Multi-lesion radiomics model for discrimination of relapsing-remitting multiple sclerosis and neuropsychiatric systemic lupus erythematosus

• Published in: European radiology Vol. 32; no. 8; pp. 5700 - 5710
• Main Authors: Luo, Xiao, Piao, Sirong, Li, Haiqing, Li, Yuxin, Xia, Wei, Bao, Yifang, Liu, Xueling, Geng, Daoying, Wu, Hao, Yang, Liqin
• Format: Journal Article
• Language: English
• Published: Berlin/Heidelberg Springer Berlin Heidelberg 01.08.2022; Springer Nature B.V
• Subjects: Algorithms; Autoimmune diseases; Brain; Chronic conditions; Diagnostic Radiology; Differential diagnosis; Feature extraction; Imaging; Imaging Informatics and Artificial Intelligence; Internal Medicine; Interventional Radiology; Lesions; Lupus; Machine learning; Medicine; Medicine & Public Health; Multiple sclerosis; Neurological complications; Neuroradiology; Radiology; Radiomics; Sensitivity; Systemic lupus erythematosus; Test sets; Training; Ultrasound; Support vector machine; Multiple sclerosis, relapsing-remitting; Lupus erythematosus, systemic; Image processing, computer-assisted; Machine learning
• ISSN: 1432-1084; 0938-7994; 1432-1084
• DOI: 10.1007/s00330-022-08653-2

Objectives To develop an MRI-based multi-lesion radiomics model for discrimination of relapsing-remitting multiple sclerosis (RRMS) and its mimicker neuropsychiatric systemic lupus erythematosus (NPSLE). Methods A total of 112 patients with RRMS ( n = 63) or NPSLE ( n = 49) were assigned to training and test sets with a ratio of 3:1. All lesions across the whole brain were manually segmented on T2-weighted fluid-attenuated inversion recovery images.

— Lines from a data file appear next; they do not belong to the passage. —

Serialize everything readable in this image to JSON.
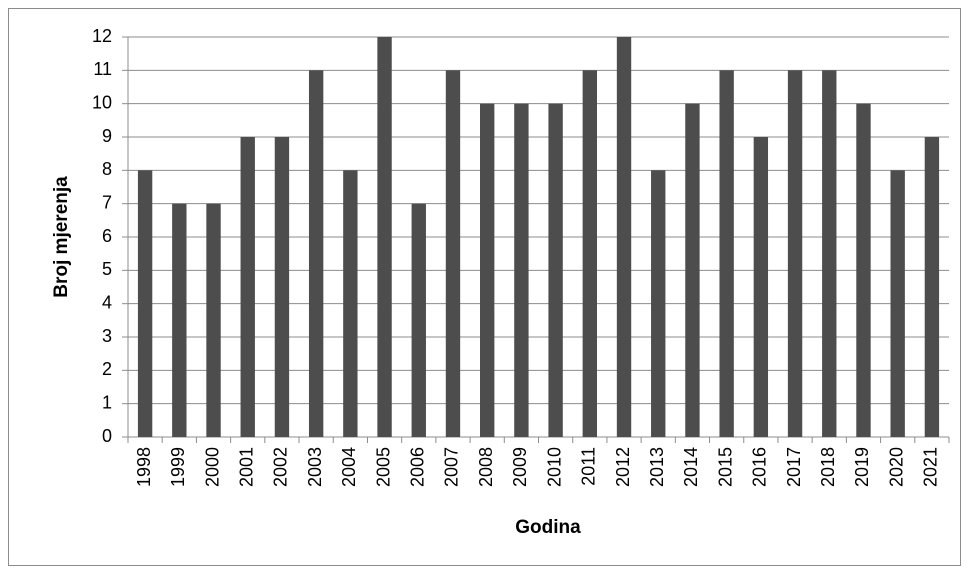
{
  "chart_data": {
    "type": "bar",
    "x_label": "Godina",
    "y_label": "Broj mjerenja",
    "categories": [
      "1998",
      "1999",
      "2000",
      "2001",
      "2002",
      "2003",
      "2004",
      "2005",
      "2006",
      "2007",
      "2008",
      "2009",
      "2010",
      "2011",
      "2012",
      "2013",
      "2014",
      "2015",
      "2016",
      "2017",
      "2018",
      "2019",
      "2020",
      "2021"
    ],
    "values": [
      8,
      7,
      7,
      9,
      9,
      11,
      8,
      12,
      7,
      11,
      10,
      10,
      10,
      11,
      12,
      8,
      10,
      11,
      9,
      11,
      11,
      10,
      8,
      9
    ],
    "color": "#4d4d4d",
    "ylim": [
      0,
      12
    ],
    "yticks": [
      0,
      1,
      2,
      3,
      4,
      5,
      6,
      7,
      8,
      9,
      10,
      11,
      12
    ],
    "grid": true
  }
}
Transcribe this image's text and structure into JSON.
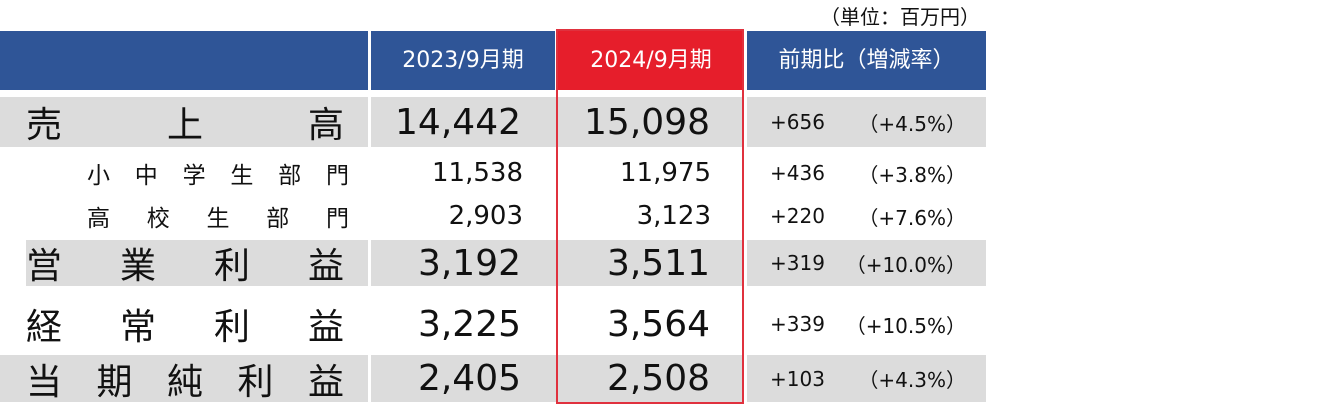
{
  "unit_note": "（単位：百万円）",
  "header": {
    "label_col": "",
    "prev": "2023/9月期",
    "curr": "2024/9月期",
    "change": "前期比（増減率）"
  },
  "rows": [
    {
      "label": "売上高",
      "prev": "14,442",
      "curr": "15,098",
      "diff": "+656",
      "rate": "（+4.5%）"
    },
    {
      "label": "小中学生部門",
      "prev": "11,538",
      "curr": "11,975",
      "diff": "+436",
      "rate": "（+3.8%）"
    },
    {
      "label": "高校生部門",
      "prev": "2,903",
      "curr": "3,123",
      "diff": "+220",
      "rate": "（+7.6%）"
    },
    {
      "label": "営業利益",
      "prev": "3,192",
      "curr": "3,511",
      "diff": "+319",
      "rate": "（+10.0%）"
    },
    {
      "label": "経常利益",
      "prev": "3,225",
      "curr": "3,564",
      "diff": "+339",
      "rate": "（+10.5%）"
    },
    {
      "label": "当期純利益",
      "prev": "2,405",
      "curr": "2,508",
      "diff": "+103",
      "rate": "（+4.3%）"
    }
  ],
  "colors": {
    "header": "#2f5597",
    "highlight": "#e61e2b",
    "shade": "#dcdcdc"
  }
}
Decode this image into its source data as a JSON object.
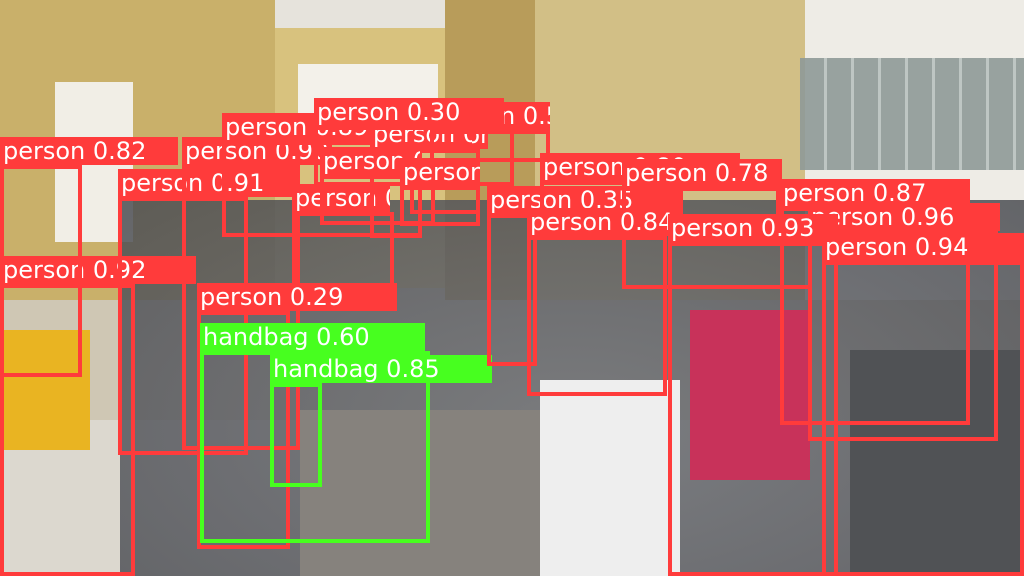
{
  "colors": {
    "person": "#ff3b3b",
    "handbag": "#47ff1f",
    "label_text": "#ffffff"
  },
  "detections": [
    {
      "label": "person 0.92",
      "cls": "person",
      "conf": 0.92
    },
    {
      "label": "person 0.82",
      "cls": "person",
      "conf": 0.82
    },
    {
      "label": "person 0.91",
      "cls": "person",
      "conf": 0.91
    },
    {
      "label": "person 0.90",
      "cls": "person",
      "conf": 0.9
    },
    {
      "label": "person 0.89",
      "cls": "person",
      "conf": 0.89
    },
    {
      "label": "person 0.86",
      "cls": "person",
      "conf": 0.86
    },
    {
      "label": "person 0.86",
      "cls": "person",
      "conf": 0.86
    },
    {
      "label": "person 0.82",
      "cls": "person",
      "conf": 0.82
    },
    {
      "label": "person 0.58",
      "cls": "person",
      "conf": 0.58
    },
    {
      "label": "person 0.30",
      "cls": "person",
      "conf": 0.3
    },
    {
      "label": "person 0.49",
      "cls": "person",
      "conf": 0.49
    },
    {
      "label": "person 0.46",
      "cls": "person",
      "conf": 0.46
    },
    {
      "label": "person 0.29",
      "cls": "person",
      "conf": 0.29
    },
    {
      "label": "handbag 0.60",
      "cls": "handbag",
      "conf": 0.6
    },
    {
      "label": "handbag 0.85",
      "cls": "handbag",
      "conf": 0.85
    },
    {
      "label": "person 0.35",
      "cls": "person",
      "conf": 0.35
    },
    {
      "label": "person 0.80",
      "cls": "person",
      "conf": 0.8
    },
    {
      "label": "person 0.78",
      "cls": "person",
      "conf": 0.78
    },
    {
      "label": "person 0.84",
      "cls": "person",
      "conf": 0.84
    },
    {
      "label": "person 0.87",
      "cls": "person",
      "conf": 0.87
    },
    {
      "label": "person 0.96",
      "cls": "person",
      "conf": 0.96
    },
    {
      "label": "person 0.93",
      "cls": "person",
      "conf": 0.93
    },
    {
      "label": "person 0.94",
      "cls": "person",
      "conf": 0.94
    }
  ]
}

For each single lesion, 371 radiomics features were extracted and trained using machine learning algorithms, producing Radiomics Index for Lesion (RIL) for each lesion and a single-lesion radiomics model. Then, for each subject, single lesions were assigned to one of two disease courts based on their distance to decision threshold, and a Radiomics Index for Subject (RIS) was calculated as the mean RIL value of lesions on the higher-weighted court. Accordingly, a subject-level discrimination model was constructed and compared with performances of two radiologists. Results The subject-based discrimination model satisfactorily differentiated RRMS and NPSLE in both training (AUC = 0.967, accuracy = 0.892, sensitivity = 0.917, and specificity = 0.872) and test sets (AUC = 0.962, accuracy = 0.931, sensitivity = 1.000, and specificity = 0.875), significantly better than the single-lesion radiomics method (training: p < 0.001; test: p = 0.001) Besides, the discrimination model significantly outperformed the senior radiologist in the training set (training: p = 0.018; test: p = 0.077) and the junior radiologist in both the training and test sets (training: p = 0.008; test: p = 0.023). Conclusions The multi-lesion radiomics model could effectively discriminate between RRMS and NPSLE, providing a supplementary tool for accurate differential diagnosis of the two diseases. Key Points • Radiomic features of brain lesions in RRMS and NPSLE were different. • The multi-lesion radiomics model constructed using a merging strategy was comprehensively superior to the single-lesion-based model for discrimination of RRMS and NPSLE. • The RRMS-NPSLE discrimination model showed a significantly better performance or a trend toward significance than the radiologists.